The Smiths – The Queen Is Dead
In 1986, the British rock band The Smiths released a song dedicated to the royal family. In The Queen Is Dead, singer Morrissey comments with insight on the potential decline of the monarchy and the British press's fascination with the royal family. “I say Charles don't you ever crave, To appear on the front of the Daily Mail, Dressed in your mother's bridal veil?"

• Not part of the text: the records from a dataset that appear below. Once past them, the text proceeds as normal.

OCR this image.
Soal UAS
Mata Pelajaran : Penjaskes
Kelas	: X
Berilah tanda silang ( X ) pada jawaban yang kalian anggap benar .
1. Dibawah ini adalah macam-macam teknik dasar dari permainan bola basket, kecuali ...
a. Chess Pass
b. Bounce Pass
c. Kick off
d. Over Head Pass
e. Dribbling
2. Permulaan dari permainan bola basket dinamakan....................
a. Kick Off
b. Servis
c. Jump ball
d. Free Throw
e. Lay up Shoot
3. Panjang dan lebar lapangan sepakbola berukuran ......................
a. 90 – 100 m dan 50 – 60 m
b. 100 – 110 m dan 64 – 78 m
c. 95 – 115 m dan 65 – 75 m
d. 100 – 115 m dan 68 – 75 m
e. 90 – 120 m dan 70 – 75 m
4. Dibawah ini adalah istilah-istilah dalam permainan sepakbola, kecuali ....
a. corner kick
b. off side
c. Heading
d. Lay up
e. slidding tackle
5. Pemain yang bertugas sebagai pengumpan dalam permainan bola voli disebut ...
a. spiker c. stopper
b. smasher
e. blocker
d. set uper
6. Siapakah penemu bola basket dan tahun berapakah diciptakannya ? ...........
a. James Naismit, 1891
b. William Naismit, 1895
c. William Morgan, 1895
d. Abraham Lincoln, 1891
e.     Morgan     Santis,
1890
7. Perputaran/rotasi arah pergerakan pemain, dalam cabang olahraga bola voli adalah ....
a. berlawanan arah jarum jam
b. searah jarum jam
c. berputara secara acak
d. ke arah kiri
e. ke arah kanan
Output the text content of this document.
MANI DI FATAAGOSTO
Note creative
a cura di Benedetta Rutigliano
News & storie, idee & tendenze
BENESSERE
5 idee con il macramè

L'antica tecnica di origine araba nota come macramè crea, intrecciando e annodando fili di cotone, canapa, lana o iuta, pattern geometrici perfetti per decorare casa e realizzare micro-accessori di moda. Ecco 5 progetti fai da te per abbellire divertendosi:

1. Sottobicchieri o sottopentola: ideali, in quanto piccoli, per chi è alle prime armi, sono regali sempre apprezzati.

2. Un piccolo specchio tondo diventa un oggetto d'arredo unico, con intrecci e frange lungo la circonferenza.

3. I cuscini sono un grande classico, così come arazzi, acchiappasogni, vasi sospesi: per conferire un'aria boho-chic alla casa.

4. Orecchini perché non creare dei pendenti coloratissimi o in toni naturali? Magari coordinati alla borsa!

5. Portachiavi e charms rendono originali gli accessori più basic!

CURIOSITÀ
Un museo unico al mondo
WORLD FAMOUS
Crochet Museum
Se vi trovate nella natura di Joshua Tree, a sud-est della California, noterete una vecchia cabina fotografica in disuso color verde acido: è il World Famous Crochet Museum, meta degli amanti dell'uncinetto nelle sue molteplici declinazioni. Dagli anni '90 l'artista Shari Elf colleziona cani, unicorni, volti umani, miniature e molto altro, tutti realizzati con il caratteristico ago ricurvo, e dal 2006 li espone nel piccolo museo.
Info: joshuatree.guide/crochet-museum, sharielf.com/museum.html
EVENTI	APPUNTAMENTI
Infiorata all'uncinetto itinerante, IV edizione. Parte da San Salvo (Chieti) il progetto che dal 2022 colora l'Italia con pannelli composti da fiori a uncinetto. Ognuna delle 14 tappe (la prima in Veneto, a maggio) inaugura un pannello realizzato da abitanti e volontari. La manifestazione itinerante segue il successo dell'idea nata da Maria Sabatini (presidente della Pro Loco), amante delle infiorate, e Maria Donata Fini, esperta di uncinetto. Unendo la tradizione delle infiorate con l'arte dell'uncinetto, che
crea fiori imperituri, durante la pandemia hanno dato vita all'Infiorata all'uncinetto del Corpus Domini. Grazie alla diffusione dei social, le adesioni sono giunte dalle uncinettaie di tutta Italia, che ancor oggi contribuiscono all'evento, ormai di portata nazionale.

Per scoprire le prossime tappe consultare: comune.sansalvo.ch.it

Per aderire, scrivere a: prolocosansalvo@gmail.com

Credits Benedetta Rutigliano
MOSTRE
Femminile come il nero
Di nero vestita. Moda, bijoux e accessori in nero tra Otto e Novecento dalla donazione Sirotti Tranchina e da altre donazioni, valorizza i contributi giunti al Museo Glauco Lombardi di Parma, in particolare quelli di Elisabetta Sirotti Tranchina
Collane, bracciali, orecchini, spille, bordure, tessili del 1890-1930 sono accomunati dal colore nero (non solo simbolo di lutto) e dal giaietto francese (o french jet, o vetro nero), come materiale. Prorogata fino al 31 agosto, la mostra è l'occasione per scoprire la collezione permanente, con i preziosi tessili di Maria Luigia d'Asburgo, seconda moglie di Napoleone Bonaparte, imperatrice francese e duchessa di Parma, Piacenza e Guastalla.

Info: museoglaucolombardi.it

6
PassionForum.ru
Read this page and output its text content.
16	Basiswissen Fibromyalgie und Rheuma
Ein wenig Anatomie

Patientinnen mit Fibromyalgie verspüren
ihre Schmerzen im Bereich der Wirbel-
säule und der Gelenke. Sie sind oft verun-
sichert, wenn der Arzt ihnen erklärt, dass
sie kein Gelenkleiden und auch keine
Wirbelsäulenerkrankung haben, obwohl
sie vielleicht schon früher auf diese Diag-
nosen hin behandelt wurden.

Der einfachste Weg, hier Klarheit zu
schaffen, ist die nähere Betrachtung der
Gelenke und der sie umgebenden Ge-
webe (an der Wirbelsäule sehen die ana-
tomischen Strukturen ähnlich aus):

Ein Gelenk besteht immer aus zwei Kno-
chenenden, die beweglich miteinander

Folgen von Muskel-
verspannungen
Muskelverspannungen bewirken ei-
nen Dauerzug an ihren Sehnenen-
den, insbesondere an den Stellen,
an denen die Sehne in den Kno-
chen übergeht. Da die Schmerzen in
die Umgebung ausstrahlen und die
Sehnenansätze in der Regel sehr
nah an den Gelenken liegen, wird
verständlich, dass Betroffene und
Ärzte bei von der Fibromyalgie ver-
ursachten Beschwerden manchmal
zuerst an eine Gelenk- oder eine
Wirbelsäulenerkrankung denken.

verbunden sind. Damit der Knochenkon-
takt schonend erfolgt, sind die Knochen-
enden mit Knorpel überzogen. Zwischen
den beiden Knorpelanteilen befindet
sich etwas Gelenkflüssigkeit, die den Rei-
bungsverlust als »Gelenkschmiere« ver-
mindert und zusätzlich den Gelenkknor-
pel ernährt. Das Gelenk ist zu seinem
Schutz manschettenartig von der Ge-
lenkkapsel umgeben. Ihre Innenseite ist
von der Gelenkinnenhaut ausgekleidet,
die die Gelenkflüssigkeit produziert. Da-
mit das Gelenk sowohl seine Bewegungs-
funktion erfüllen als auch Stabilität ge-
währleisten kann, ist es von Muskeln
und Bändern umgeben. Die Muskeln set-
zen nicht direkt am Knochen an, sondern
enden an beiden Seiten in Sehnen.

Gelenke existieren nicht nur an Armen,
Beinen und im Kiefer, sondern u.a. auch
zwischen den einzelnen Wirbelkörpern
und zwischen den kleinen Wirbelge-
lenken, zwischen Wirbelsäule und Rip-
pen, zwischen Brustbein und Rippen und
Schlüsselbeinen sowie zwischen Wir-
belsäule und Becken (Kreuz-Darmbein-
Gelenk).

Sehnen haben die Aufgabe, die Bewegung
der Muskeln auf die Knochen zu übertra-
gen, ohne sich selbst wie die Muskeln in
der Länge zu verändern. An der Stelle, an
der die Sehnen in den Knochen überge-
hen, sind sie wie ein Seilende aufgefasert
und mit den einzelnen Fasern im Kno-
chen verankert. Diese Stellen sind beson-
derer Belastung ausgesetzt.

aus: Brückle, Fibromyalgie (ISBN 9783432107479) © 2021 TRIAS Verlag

"I didn't want to attack the monarchy as some kind of monster. But I find that as time goes on, the happiness we had slowly fades away and is replaced by something that is completely gray and sad. The very idea of the monarchy and the Queen of England is reinforced and made to seem more useful than it actually is," Morrissey later commented on the song.
Amyl and The Sniffers – Gacked On Anger
The song Gacked On Anger by the Australian punk rock group Amyl and The Sniffers is definitely worth mentioning. In her clip, singer Amy Taylor is looking for a wealthy member of the royal family, to whom she wants to tell what she thinks about him.
"I'm working off my ass, every single day. For the minimum wage and I don't get paid. I'm stressed on tick, I'm stressed about money I wanna help out the people on the street, But how can I help them when I can't afford to eat? How do I survive? How do I get by?” he sings angrily. Punk's not dead.